Inderdaad: de s na e is ‘een moderne spellingvorm’. Onze woordenboeken en de Woordenlijst van 1954 zijn in het algemeen ekstreem-konservatief in het registreren van die s. Dat is een van de ergste verwijten die je ze kunt maken.

Het is taalpolitiek van het allergrootste belang dat ook in dit opzicht de woordenboeken de goeie weg wijzen: geen papieren fikties handhaven maar zonder aarzelen hier de levende taal afbeelden in teksten. Daarmee volgen we een ontwikkeling die sinds bijna een eeuw bezig is.

Bodes, dieptes, gedachtes enz. zijn de normale ABN-uitspraken. Ik heb al eerder betoogd dat de ABN-woordstruktuur zich verzet tegen de kombinatie sjwa + n.

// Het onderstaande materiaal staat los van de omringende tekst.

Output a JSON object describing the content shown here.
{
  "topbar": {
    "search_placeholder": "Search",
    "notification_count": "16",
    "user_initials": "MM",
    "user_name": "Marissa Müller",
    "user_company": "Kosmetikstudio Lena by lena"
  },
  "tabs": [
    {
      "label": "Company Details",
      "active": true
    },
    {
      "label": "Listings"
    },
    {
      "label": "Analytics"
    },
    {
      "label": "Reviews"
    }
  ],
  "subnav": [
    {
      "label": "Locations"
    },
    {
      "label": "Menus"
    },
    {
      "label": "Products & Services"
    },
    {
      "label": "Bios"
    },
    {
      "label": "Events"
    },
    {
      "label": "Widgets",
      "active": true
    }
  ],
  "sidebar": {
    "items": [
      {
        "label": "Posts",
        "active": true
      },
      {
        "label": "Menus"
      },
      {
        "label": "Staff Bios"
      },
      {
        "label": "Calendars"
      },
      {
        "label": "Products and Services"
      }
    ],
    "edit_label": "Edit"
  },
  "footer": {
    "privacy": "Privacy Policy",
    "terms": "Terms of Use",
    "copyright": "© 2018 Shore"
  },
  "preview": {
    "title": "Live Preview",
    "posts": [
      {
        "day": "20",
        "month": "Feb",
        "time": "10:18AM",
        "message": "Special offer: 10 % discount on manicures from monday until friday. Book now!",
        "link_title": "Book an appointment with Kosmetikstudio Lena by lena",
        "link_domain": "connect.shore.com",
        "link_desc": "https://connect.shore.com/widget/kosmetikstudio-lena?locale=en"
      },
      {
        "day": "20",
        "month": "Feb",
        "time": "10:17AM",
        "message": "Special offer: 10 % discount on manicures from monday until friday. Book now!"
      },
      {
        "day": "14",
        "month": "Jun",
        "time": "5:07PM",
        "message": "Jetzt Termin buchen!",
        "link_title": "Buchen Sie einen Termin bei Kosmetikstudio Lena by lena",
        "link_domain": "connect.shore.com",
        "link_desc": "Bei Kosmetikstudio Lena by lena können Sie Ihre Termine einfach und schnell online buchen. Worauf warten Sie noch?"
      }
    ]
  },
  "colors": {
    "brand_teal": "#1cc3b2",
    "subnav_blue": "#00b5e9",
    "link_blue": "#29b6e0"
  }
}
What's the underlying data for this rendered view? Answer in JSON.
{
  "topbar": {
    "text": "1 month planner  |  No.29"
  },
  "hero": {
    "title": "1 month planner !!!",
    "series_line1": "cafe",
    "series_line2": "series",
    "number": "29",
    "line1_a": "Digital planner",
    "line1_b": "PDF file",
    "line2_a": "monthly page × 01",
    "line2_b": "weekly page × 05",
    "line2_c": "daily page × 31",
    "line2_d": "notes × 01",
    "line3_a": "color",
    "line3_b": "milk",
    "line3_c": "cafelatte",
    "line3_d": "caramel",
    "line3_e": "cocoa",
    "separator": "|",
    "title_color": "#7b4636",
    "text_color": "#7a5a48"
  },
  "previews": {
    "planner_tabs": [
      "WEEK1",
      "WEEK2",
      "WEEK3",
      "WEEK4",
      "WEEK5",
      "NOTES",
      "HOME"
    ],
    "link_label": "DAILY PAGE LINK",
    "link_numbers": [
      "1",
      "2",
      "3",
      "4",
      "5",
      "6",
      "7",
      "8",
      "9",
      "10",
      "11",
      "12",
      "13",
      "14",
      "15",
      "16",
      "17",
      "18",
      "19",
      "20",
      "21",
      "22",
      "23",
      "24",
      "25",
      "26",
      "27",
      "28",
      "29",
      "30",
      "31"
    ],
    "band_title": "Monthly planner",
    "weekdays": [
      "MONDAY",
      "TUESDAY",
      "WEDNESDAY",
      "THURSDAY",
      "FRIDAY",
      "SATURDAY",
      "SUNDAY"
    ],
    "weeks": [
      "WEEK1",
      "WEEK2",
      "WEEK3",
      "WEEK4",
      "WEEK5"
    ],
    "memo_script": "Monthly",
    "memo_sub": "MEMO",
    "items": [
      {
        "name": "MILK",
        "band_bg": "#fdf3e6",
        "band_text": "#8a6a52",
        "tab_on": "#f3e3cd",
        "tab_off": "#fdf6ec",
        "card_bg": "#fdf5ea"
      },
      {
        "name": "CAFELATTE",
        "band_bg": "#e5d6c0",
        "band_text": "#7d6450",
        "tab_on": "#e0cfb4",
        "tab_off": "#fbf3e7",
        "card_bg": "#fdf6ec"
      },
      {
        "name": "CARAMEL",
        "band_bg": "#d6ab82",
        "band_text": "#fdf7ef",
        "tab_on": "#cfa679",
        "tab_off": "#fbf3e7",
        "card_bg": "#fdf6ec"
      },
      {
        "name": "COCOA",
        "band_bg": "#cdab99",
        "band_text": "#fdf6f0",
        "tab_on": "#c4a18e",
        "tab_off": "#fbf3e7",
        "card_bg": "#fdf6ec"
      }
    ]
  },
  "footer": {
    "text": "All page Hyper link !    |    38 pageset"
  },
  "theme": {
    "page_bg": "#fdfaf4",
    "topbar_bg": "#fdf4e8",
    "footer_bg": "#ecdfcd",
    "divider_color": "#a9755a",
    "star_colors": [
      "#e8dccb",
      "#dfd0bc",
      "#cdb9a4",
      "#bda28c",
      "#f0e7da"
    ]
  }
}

Naar ik meen bestaan keuzes, klasses, zedes en sages helemaal niet. Die vormen ontbreken dus terecht in de Woordenlijst en de woordenboeken. Overigens moet die Woordenlijst zich gaandeweg aanpassen aan de ABN-uitspraak op dit punt, en niet omgekeerd.

P.C.P.

Zuiver rijm

Wij zien hier voor ons oog een onverbiddelijke wet,

Want als ik niet de veerman was, dan was een ander het.

 

Drs. H.H. Polzer bemint het zuivere rijm, dat is ondertussen wel duidelijk. Omdat ik dat zo goed besef, zit ik verbaasd aan te kijken tegen de bovenstaande versregels. Ze zijn nl. van hem, zoals iedereen meteen kan zien of horen. Ik beluister ze van tijd tot tijd van de plaat die heet: Per pont & slee met drs. P.

 

Nu kan ik me geen onzuiverder rijm voorstellen dan het parend geval het en wet, en wel om de simpele reden dat het, uitgesproken [het], niet bestaat, in ieder geval niet als een Nederlands woord (behalve in de uitdrukking Dat is je van het). Natuurlijk kan ik me best indenken, dat menige fan van de doctorandus de spellinguitspraak als een van zijn charmes beschouwt: die hoort bij het beeld dat men zich van hem heeft gevormd. Voorbeelden: een machtige rivier, het ruime sop, daar vliegt hij uit de trojka, mijn pont, zijn broek, bedenk eens gauw, er is weinig keus, akelig lachend, lopen. In al deze onbeklemtoonde lettergrepen is alleen de [a] oftewel de stomme e mogelijk, met uitzondering van het geval ‘vliegt hij’, te verklanken als vliegt-ie. Maar drs. P. laat álle letters vrolijk (of triest) klinken; zelfs laat hij een z horen in achtenzestig en laat hij de assimilatie achterwege in als zij e.d.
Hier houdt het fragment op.